Granted, Nichols doesn’t say he agrees with this person’s point of view, he just uses it as an example of the level of frustration with the status quo. But I’m not sure why anyone thinks that the unvaccinated poor dying of COVID will help matters. Of course, I have my own bias here: after having avoided infection for almost three years, I’m currently recuperating from the illness, which has affected me to a lesser degree because of the vaccinations I got as soon as they were available. Would my protracted hospitalization or death really have convinced any capitalist anywhere to behave with more concern for the community?

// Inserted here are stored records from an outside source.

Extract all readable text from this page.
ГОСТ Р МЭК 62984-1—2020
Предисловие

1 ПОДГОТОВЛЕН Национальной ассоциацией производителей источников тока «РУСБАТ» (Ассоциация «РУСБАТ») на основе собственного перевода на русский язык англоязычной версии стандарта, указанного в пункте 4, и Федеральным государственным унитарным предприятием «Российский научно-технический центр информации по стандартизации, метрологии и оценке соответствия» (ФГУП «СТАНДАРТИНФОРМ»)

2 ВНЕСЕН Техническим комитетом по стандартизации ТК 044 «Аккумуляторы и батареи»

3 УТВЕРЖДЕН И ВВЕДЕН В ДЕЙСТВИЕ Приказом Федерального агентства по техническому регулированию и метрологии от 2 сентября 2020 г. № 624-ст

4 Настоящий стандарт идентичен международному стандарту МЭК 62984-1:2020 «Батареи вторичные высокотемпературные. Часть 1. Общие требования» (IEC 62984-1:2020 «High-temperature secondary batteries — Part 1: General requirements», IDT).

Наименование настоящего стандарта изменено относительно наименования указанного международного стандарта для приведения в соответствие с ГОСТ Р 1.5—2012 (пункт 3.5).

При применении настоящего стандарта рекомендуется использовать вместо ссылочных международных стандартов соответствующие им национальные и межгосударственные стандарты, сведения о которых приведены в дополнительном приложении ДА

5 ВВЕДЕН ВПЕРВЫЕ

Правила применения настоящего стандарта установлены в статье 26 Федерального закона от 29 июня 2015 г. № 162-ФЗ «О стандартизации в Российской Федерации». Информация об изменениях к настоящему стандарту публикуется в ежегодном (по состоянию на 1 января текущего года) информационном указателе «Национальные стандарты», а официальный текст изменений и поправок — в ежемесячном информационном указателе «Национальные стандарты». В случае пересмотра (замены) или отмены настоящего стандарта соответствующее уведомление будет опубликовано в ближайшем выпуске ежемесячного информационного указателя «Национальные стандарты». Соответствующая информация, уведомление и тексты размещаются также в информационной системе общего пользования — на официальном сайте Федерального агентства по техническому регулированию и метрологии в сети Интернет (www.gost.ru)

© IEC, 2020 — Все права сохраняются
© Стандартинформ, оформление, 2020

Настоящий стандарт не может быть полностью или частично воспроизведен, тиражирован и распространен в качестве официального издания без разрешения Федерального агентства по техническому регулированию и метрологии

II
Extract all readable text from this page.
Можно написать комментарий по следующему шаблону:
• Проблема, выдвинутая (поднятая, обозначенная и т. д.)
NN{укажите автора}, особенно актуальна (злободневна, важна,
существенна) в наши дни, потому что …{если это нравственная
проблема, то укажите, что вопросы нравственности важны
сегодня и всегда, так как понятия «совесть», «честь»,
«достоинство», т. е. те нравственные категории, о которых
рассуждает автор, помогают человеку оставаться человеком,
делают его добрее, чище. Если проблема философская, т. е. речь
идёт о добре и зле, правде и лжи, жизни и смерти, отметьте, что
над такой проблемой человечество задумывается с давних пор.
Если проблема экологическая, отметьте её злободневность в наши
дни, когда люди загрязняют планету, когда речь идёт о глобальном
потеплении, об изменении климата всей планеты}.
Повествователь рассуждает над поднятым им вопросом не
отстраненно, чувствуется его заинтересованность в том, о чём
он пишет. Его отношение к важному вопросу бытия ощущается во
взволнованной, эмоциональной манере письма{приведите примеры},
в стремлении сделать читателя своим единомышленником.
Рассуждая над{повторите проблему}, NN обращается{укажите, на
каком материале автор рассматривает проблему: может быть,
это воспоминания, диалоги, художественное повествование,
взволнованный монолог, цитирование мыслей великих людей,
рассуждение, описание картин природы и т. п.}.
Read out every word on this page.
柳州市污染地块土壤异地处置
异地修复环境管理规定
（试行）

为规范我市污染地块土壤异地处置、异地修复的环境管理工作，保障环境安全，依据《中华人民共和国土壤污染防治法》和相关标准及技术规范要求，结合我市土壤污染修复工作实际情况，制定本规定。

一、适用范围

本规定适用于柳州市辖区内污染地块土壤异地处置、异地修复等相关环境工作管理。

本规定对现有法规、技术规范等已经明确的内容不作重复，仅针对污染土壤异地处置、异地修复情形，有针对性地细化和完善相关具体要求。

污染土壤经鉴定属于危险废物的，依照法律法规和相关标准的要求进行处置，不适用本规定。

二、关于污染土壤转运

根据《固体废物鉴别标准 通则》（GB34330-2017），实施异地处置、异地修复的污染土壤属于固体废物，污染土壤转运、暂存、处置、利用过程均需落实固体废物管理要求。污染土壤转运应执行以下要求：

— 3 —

I feel real guilt lighting into a singer-songwriter with folk/blues/country sensibilities, my type of music. Is it because I’m unfamiliar with his music? I ask myself: if John Prine had written this, would I have liked it more? No, I don’t think so. But it doesn’t feel like punching up, like when I edit Karen Russell or complain about Wells Tower’s approach to science fiction. It is punching up (he is, I gather, quite successful as a musician, writer, and in other artistic pursuits), but not up enough to make it morally comfortable. I’m reminded of Roger Ebert’s review of the Christopher Guest film A Mighty Wind satirizing folk singers: “But the edge is missing from Guest’s usual style. Maybe it’s because his targets are, after all, so harmless.” Nichols isn’t harmless; instead, he’s harmful against the right things, in the spirit of Woody Guthrie’s “This Machine Kills Fascists” guitar, and why am I complaining about that? But… I just don’t think this is a good piece, a Pushcart-level piece. Compare it to last year’s “Gutted” or “My First Blood” – a piece that also addressed, in part, how greed is killing us. Maybe the idea is to include alternative voices. If so, fine, but this voice is a miss for me.
At some point I have to decide if I’m going to say what I think, or make some bland comment that can’t be held against me. One advantage of internet obscurity is that only one or two people – people who, like me, don’t really matter in the Blogosphere – will read this. That obscurity gives me some cover, some license, and I’m taking it this time.